Por que um profissional da psicologia ou da psicanálise deve fazer o seu próprio tratamento com outro psicólogo ou psicanalista? Se a pessoa estudou e se formou nessa profissão então ela deve ou deveria entender como a mente funciona e não precisar ser tratada. Acho muito estranho toda essa história do profissional psi ter que se submeter a um tratamento que ele/ela já é competente. O que você pode dizer sobre isso?

            Porque alguém se formou em odontologia essa pessoa não precisa de um dentista? Uma pessoa estuda toda a vida para ser um grande cirurgião, mas ele ou ela precisando de uma cirurgia não vai requisitar os serviços de um colega? A sua teoria é muito simplista porque parte do pressuposto que um profissional psi ao saber sobre a teoria não sofreria angústia, medos, distúrbios, etc.
            E ademais tem o fato de que se o profissional não conhecer e tiver um bom relacionamento com a própria mente como vai ajudar outros a estabelecer essa relação? Se um psicólogo, psicanalista não se tratam como vão ajudar seus analisandos nessa jornada?
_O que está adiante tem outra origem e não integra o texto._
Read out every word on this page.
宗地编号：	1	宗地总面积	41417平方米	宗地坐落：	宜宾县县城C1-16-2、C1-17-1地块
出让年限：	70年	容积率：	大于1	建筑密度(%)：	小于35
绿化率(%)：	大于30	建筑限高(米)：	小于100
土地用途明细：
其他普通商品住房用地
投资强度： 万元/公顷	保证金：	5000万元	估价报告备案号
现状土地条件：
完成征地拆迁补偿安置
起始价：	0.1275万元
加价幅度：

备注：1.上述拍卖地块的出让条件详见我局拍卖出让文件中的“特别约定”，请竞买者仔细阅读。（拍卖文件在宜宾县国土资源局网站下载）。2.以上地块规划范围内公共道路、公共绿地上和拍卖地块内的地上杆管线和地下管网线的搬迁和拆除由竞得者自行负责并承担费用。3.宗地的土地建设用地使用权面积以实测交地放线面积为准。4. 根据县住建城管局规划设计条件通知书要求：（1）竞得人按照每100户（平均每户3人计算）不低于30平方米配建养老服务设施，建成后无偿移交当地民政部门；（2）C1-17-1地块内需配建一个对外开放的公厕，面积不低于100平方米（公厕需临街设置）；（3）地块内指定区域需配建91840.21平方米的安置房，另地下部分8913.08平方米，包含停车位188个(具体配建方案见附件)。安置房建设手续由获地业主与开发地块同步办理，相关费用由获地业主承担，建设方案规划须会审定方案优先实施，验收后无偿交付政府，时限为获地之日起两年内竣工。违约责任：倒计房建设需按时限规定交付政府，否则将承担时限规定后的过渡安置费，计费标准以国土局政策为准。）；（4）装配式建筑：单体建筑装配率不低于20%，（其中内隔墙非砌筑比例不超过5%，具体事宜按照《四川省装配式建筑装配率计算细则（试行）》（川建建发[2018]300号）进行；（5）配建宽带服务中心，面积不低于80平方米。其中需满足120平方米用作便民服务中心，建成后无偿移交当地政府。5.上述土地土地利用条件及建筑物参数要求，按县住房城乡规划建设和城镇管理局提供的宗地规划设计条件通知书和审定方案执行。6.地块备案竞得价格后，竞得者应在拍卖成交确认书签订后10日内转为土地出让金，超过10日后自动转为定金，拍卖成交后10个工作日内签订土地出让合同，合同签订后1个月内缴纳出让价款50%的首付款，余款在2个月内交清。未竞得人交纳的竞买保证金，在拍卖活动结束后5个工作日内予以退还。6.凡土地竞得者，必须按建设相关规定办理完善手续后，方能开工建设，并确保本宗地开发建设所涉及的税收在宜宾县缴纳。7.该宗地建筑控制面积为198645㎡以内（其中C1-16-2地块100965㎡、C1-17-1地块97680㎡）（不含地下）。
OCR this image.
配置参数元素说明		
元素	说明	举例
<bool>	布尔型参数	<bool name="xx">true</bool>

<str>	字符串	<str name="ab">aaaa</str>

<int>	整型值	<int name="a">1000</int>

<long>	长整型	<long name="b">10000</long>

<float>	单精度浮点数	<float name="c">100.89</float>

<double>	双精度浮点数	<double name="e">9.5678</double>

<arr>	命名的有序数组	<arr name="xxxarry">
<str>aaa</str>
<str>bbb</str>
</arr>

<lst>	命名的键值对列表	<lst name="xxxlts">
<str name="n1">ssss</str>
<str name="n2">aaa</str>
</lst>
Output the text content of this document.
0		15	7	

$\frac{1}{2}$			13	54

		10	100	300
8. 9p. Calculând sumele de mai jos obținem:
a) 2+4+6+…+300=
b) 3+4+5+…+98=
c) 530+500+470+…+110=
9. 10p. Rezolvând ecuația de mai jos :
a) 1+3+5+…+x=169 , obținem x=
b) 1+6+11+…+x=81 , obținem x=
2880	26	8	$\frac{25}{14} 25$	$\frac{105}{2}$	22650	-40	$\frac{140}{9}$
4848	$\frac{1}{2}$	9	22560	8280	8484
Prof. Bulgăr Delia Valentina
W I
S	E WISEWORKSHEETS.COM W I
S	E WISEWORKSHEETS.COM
Seria o mesmo que um cego guiando outro cego. Iria acabar os dois caindo no penhasco. Saber a teoria é uma coisa, vivê-la é outra bem diferente.
            Uma árvore precisa se cuidar, atender suas necessidades. Ela precisa puxar água e nutrientes para poder crescer. Ela não pode fazer nada pelos outros ainda, tem que cuidar de si primeiro. Assim que cresce ela pode florir e compartilhar o seu perfume. Poderá frutificar e distribuir os seus frutos para quem aparecer por perto, sejam conhecidos ou desconhecidos. Suas folhas poderão oferecer uma aprazível sombra para quem chegar até ela, mas tudo isso que a árvore pode oferecer só é possível quando ela se cuida, senão nada poderia ser compartilhado e oferecido que prestasse.
            Com o profissional psicólogo/psicanalista também funciona assim. Se esse profissional não cuidar de si e atender as suas necessidades e nem se aprofundar em sua própria mente como vai poder oferecer uma ajuda que preste aos outros? Para ser um bom profissional psi não basta possuir boas intenções e bons conhecimentos teóricos. É preciso mais que isso. E a análise não acontece só porque alguém estudou. Ela só ocorre quando alguém se permite viver a experiência emocional, aprender com ela mesma. Não se trata de um evento intelectual, mas de uma vivência pessoal e estudos nenhum nesse mundo substituem a experiência pessoal e intransferível que permite alguém aprender sobre si próprio e lidar com a sua condição humana.